The Unit on International Law has concerned itself, in the first instance, with the classification of the variety of international legal sources as regards food safety, starting with the essential right to health, on which the same right to safe food is based, identified as those tools of a universal nature from which it is possible to extract principles of customary law. Of these, the most prominent are the Universal Declaration of Human Rights (Art. 25) and the International Covenant on Economic, Social and Cultural Rights (Articles 11 and 12 – the right to food and the right to health), the content and significance of which was reiterated in greater detail by the Committee on Economic, Social and Cultural Rights through General Comment No. 12 (the right to adequate food) and General Comment No. 14 (the right to the highest standard of health). From these it is possible to deduce that nourishment that is qualitatively and quantitatively appropriate is achieved in the presence of “an availability of food, in sufficient quantities and quality to satisfy physiological needs, that is devoid of harmful substances and is acceptable within every culture” of which consumers of all ages are a part. The unit has dedicated one specific section to the categories of consumers that are, by definition, “weak”. Of these, women and children in particular tend to stand out the most.
Consequently, the tools used to implement the said right to food safety were selected, making it then possible to proceed with the systematic cataloguing of international agreements, technical standards and numerous and important statements of non-binding principles (so-called sources of soft law), often supplemental to those actual precepts (contrariwise defined hard law). Amongst the international conventions referred to, those drawn up under the umbrella of the WTO tend take on a particular role: the Agreement on Sanitary and Phytosanitary Measures (SPS) and the Agreement on Technical Barriers to Trade (TBT).

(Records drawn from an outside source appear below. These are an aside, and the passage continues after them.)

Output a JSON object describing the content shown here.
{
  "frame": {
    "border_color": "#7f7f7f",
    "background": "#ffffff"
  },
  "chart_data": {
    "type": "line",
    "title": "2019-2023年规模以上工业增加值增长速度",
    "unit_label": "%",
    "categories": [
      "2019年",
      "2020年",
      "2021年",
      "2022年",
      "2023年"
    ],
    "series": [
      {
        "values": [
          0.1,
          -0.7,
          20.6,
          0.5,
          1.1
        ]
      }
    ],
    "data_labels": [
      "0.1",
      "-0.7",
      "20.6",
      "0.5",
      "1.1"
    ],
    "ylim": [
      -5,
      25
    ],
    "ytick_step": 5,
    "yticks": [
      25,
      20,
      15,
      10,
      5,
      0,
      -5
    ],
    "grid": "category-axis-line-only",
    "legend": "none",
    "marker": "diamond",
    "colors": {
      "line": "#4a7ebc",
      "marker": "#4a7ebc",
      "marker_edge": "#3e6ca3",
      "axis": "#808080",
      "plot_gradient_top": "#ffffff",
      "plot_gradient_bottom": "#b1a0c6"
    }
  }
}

Finally, with the intention of completing the general picture of the way in which agri-food market currently operate, the unit from Pavia is analysing the role of standards and private certification systems. Said tools, adopted voluntarily by those operating in the food sector, operate alongside public regulation. They can, on the one hand, strengthen their effects but on the other, become unfair non-tariff barriers to trade by putting forward standards that are even more stringent than those that are legally binding. The same methods of analysis were adopted in an attempt to rebuild, within international law (general and conventional) a fundamental right to safe drinking water for use with foods, which is a basic requirement in any type of food preparation.